RPC PS Benchmark
How to add your experiment
- Data
- Create a data class and add it to the data directory
- Update benchmark_class_helper.py to include your data class in the data_map
- Add configurations to data_configurations.json in the configurations directory
- Model
- Create a model class and add it to the model directory
- Update benchmark_class_helper.py to include your model class in the model_map
- Add configurations to model_configurations.json in the configurations directory
- Trainer
- Create a trainer class and add it to the trainer directory
- Update benchmark_class_helper.py to include your trainer class in the trainer_map
- Add configurations to trainer_configurations.json in the configurations directory
- Parameter Server
- Create a parameter server class and add it to the parameter_servers directory
- Update benchmark_class_helper.py to include your parameter_server class in the ps_map
- Add configurations to parameter_server_configurations.json in the configurations directory
- Script
- Create a bash script for your experiment and add it to the experiment_scripts directory
- Testing
- Add a test method for your script to test_scripts.py
Trainer class
The trainer directory contains base classes to provide a starting point for implementing a trainer.

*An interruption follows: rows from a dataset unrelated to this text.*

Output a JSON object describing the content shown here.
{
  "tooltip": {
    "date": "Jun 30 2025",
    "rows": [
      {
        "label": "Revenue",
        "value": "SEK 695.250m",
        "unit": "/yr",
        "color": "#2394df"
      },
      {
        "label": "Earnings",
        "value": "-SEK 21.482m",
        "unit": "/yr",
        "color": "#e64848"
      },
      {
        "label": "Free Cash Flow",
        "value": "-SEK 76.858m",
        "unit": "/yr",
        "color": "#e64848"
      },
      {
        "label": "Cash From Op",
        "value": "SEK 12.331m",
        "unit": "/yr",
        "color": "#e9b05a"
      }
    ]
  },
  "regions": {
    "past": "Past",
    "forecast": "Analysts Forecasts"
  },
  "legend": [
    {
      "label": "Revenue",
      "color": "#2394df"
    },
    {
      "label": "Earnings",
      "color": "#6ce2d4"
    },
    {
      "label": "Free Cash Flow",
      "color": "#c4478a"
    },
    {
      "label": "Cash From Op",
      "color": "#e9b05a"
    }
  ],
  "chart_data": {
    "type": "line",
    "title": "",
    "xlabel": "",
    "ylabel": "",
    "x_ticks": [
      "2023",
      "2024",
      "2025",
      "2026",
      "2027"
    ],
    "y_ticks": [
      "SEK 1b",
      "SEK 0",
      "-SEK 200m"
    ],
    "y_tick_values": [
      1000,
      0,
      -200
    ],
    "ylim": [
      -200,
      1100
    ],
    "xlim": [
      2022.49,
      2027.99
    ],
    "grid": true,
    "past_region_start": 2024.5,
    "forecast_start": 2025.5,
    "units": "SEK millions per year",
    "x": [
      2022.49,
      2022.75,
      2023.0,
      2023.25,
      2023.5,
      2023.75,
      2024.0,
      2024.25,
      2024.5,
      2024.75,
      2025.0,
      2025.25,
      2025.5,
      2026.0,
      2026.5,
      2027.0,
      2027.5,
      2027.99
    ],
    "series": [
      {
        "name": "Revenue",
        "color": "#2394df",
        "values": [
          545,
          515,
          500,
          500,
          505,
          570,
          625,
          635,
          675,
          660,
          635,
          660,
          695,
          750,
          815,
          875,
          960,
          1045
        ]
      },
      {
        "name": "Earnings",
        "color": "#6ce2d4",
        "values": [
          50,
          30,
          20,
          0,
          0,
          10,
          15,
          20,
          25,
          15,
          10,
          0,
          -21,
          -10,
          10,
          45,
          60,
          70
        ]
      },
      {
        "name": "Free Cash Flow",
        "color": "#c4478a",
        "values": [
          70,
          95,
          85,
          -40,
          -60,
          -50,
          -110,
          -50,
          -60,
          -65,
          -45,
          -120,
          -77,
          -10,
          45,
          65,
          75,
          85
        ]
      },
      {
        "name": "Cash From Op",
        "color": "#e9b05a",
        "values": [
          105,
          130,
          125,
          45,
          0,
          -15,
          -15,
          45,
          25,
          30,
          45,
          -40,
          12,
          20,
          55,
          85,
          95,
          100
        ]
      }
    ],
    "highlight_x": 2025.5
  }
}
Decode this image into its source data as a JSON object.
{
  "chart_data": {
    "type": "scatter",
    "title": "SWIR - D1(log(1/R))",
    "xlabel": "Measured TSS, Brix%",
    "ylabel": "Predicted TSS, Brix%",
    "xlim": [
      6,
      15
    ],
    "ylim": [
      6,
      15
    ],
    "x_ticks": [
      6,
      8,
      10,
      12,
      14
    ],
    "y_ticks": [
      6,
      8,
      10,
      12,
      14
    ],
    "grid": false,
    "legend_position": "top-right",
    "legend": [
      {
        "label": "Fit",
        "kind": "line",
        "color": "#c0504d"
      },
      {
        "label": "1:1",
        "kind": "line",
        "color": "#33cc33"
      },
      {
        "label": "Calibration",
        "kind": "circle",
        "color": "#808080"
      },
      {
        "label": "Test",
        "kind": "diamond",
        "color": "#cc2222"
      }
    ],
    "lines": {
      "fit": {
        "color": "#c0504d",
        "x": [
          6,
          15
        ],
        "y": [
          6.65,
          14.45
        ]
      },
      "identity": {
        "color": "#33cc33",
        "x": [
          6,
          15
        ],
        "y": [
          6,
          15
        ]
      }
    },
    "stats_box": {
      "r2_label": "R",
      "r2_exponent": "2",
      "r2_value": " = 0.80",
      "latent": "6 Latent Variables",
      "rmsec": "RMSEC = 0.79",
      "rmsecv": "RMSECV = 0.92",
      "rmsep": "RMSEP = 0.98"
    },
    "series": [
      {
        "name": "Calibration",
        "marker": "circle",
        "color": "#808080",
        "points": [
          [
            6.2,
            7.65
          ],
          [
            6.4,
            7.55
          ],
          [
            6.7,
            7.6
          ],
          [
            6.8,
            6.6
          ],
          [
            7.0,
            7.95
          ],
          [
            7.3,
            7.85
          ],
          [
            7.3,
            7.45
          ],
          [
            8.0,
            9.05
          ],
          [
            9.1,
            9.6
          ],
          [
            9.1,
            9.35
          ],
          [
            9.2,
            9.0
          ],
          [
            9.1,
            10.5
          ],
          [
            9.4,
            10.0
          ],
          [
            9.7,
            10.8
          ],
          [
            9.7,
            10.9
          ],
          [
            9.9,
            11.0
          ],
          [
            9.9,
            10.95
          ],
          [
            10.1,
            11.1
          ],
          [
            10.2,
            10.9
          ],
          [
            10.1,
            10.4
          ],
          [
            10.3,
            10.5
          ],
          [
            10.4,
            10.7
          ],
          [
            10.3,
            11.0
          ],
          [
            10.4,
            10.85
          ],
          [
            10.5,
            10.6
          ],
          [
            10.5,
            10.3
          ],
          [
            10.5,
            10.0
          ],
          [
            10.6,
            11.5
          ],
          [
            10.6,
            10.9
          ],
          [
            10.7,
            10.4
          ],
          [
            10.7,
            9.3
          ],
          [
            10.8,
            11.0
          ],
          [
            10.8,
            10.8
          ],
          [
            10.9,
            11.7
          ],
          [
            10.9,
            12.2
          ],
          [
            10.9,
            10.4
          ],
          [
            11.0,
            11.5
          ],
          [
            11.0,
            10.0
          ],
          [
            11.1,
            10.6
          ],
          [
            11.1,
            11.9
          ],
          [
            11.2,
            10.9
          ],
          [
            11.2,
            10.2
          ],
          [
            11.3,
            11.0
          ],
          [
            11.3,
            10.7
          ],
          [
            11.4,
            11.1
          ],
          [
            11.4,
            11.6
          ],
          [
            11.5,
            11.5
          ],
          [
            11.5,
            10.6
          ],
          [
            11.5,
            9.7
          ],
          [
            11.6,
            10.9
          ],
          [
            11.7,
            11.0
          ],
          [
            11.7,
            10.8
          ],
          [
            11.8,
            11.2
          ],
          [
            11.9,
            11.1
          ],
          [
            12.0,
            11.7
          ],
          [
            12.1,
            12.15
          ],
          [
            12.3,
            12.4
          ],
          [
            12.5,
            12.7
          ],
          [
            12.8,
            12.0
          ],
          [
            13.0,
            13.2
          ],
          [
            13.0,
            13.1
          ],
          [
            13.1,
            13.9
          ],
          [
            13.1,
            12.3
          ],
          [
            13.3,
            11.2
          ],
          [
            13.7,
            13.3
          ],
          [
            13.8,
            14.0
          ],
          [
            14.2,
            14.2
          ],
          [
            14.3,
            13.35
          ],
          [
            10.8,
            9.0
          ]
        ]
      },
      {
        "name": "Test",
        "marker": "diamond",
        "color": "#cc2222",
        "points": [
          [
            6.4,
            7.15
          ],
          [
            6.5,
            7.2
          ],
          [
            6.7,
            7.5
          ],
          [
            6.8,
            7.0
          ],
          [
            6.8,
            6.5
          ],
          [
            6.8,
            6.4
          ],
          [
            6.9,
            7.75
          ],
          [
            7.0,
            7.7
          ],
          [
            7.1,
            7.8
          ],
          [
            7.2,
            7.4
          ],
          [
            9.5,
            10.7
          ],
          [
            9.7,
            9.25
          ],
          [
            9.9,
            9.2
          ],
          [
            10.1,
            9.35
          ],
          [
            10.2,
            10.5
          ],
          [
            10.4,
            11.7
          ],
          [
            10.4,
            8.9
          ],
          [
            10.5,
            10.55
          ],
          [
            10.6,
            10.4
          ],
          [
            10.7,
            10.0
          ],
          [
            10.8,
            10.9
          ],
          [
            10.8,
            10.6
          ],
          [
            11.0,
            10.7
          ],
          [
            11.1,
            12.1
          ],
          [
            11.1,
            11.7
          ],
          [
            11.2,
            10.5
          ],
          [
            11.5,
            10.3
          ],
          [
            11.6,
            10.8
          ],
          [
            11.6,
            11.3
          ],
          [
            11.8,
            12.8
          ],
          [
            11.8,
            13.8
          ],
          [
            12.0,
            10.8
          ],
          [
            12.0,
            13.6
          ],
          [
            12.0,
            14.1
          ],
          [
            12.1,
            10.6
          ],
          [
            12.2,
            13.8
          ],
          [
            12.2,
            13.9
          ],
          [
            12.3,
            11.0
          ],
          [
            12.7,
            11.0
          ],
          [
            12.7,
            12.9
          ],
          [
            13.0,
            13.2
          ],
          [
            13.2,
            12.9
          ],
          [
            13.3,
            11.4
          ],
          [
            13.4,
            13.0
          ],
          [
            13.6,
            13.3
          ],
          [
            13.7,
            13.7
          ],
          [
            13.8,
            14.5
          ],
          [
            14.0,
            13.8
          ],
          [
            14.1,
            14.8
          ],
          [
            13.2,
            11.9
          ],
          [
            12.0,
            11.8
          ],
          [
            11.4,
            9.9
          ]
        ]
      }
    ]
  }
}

Inherit from a base class and implement your trainer. The benchmark has two requirements for trainers.
It must implement a init method that takes rank, trainer_count, and ps_rref as arguments
def __init__(self, rank, trainer_count, ps_rref, backend, use_cuda_rpc):
It must implement a train method that takes model and data as arguments.
def train(self, model, data):
Parameter Server class
The parameter_server directory contains base classes to provide a starting point for implementing a parameter server. Inherit from a base class and implement your parameter server. The benchmark has two requirements for parameter servers.
It must implement a init method that takes rank and ps_trainer_count as arguments
def __init__(self, rank, ps_trainer_count, backend, use_cuda_rpc):
It must implement a reset_state method
def reset_state(ps_rref):
Testing
Use pytest
to run the test methods added to test_scripts.py. To test all the scripts added use pytest test_scripts.py
.